Yacimiento petrolífero

Torre de perforación utilizada en antiguos yacimientos de la zona, exhibida en el Museo del Petróleo, Comodoro Rivadavia. La misma se utiliza para realizar perforaciones de entre 800 y 6000 metros de profundidad en el subsuelo, tanto de pozos de gas, agua o petróleo. También se emplean para sondeos de exploración para analizar la geología y buscar nuevos yacimientos.

Un yacimiento, depósito o reservorio petrolífero, es una acumulación natural de hidrocarburos en el subsuelo, contenidos en rocas porosas o fracturadas (roca almacén).

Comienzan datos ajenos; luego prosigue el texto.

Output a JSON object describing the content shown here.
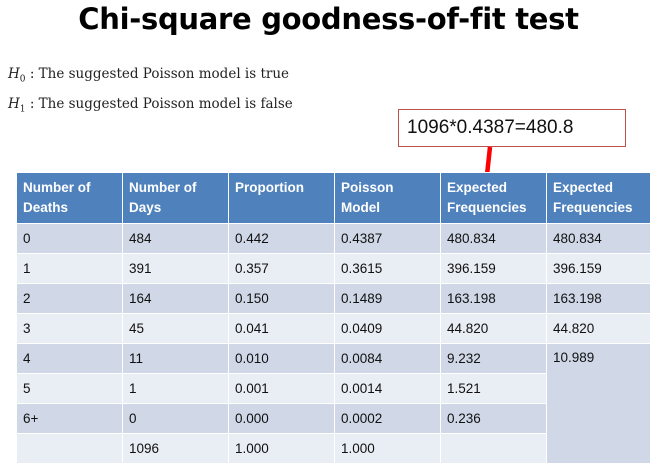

Los hidrocarburos naturales, como el petróleo crudo y el gas natural, son retenidos por formaciones de rocas suprayacentes con baja permeabilidad.

Formación

Migración de los hidrocarburos a través de los poros.

El petróleo se forma en la litosfera a partir de los restos de organismos del pasado (fósiles) depositados en grandes cantidades en fondos anóxicos de mares o zonas lacustres del pasado geológico y cubiertos, posteriormente, por espesas capas de sedimentos. Millones de años de transformaciones químicas (craqueo natural), debidas al calor y la presión durante la diagénesis, cambiaron los restos de microorganismos (animales y vegetales) en petróleo y gas natural. Roy Murmi, un consejero de Schlumberger, describió el proceso de la siguiente manera: «Plancton y algas, proteínas y la vida que flota en el mar, cuando mueren caen al fondo, y estos organismos son el origen de nuestro petróleo y gas. Cuando se entierran con el sedimento acumulado y llegan a una temperatura adecuada, algo por encima de 50 a 70 °C comienzan a cocinarse. Esta transformación, este cambio, los convierte en hidrocarburos líquidos que se mueven o migran, llegando a formar nuestros depósitos de gas y petróleo».[1]

La formación de los yacimientos de petróleo o gas requieren de cuatro etapas en su evolución diagenética dentro de una cuenca sedimentaria: entierro profundo bajo sedimentos, calentamiento y presión, migración de los hidrocarburos desde la fuente (roca madre) hasta una zona porosa (roca almacén) y ser retenidos por rocas impermeables (trampa petrolífera). También es importante tomar en consideración el factor tiempo; se sugiere que el Valle del río Ohio podría haber tenido tanto petróleo como el que hay en todo el Oriente Medio a la vez, pero se ha escapado por la falta de trampas geológicas que lo retuvieran. El Mar del Norte, en el otro extremo, ha aguantado millones de años de cambios del nivel del mar, proporcionando más de 150 yacimientos petrolíferos.

Aunque el proceso es generalmente el mismo, diferentes factores ambientales llegan a crear una gran variedad de depósitos. Existen yacimientos en casi todas las cuencas sedimentarias, desde superficiales hasta los 9000 m de profundidad y con una gran variedad de formas, tamaños y edades, sin embargo la mayor cantidad del petróleo procede de acumulaciones de materia orgánica en los mares ecuatoriales del Cretácico.[2]